Time moved forwards, as time generally does, and the countdown to the New Millennium became minutes rather than hours.
“No, Cain, no.” Dr Steven Malone stood in his basement laboratory at Kether House. All its horrors had been removed by the police months before, but new horrors now replaced them. “We have been arguing over this for hours. I should not be the one to die. I cannot be the one to die. For what I shall learn will affect all mankind.”
“What will you learn, father?” asked Cain.
“All, Cain, all.”
“No, father, that is the answer you have given before. No man can know all. All can never be known. Only God knows all.”
“I will know more than God,” said Dr Steven Malone. “For I will learn what makes God God. Of what God is composed.”
“And how could you possibly learn this?”
“From the DNA of God. The DNA which is THE BIG IDEA. The first thought. I will possess this and from it I will clone myself.”

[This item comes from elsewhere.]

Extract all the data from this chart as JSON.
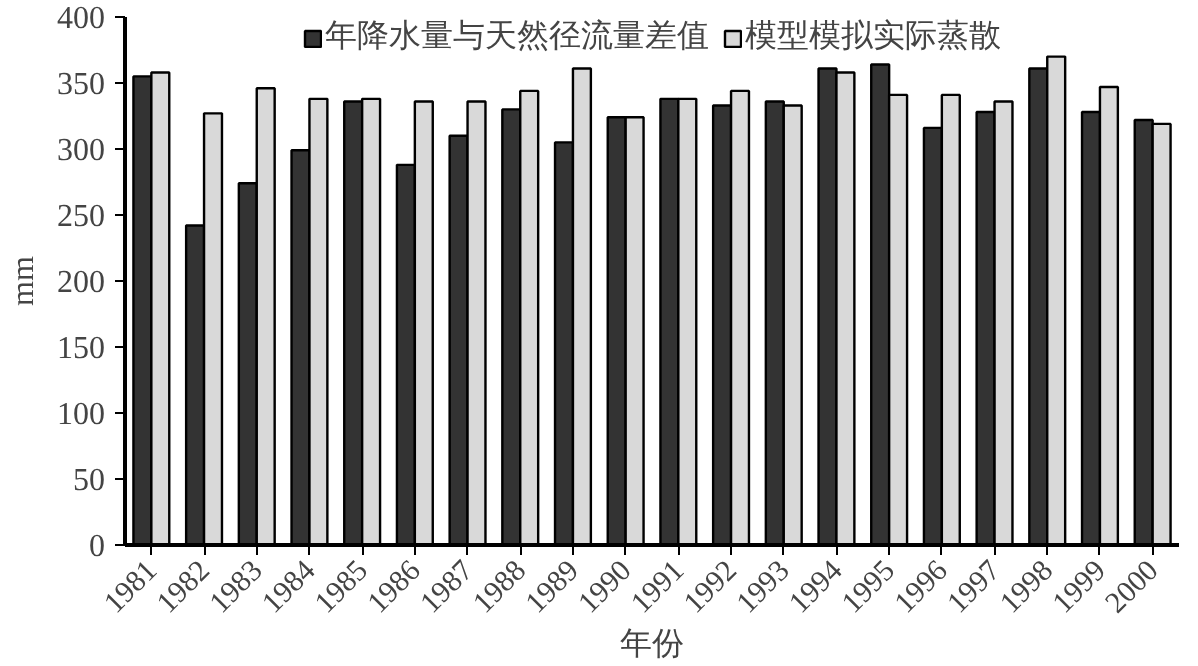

“That’s a crock of shit,” said Abel.
“Hold your tongue, boy.”
“Boy? I am now the same age as you.”
“But you can grow no older.”
“This I know. But I do not know how I know this.”
“Because you do not know who you are.”
“Then tell us, father,” said Cain. “Tell us who we are.”
“You are the clones of Jesus Christ.”
“No.” Cain shook his golden head. “This cannot be. This is madness.”
“We should put the bastard out of his misery,” said Abel. “He’s clearly a stone bonker.”
“I am telling you the truth.” Dr Malone thrust his pale white hands into the pockets of his grey tweed trousers. “Cloned from blood taken from the Turin Shroud. I have puzzled long regarding your differences. But then I checked my case notes. You, Abel, the blood from which you were cloned came from scourge marks. While yours, Cain, came from the rib where the spear of Longinus the Centurion pierced you. The Agony of Life and the Ecstasy of Death. But I must take my samples at the next stage. The moment of resurrection.”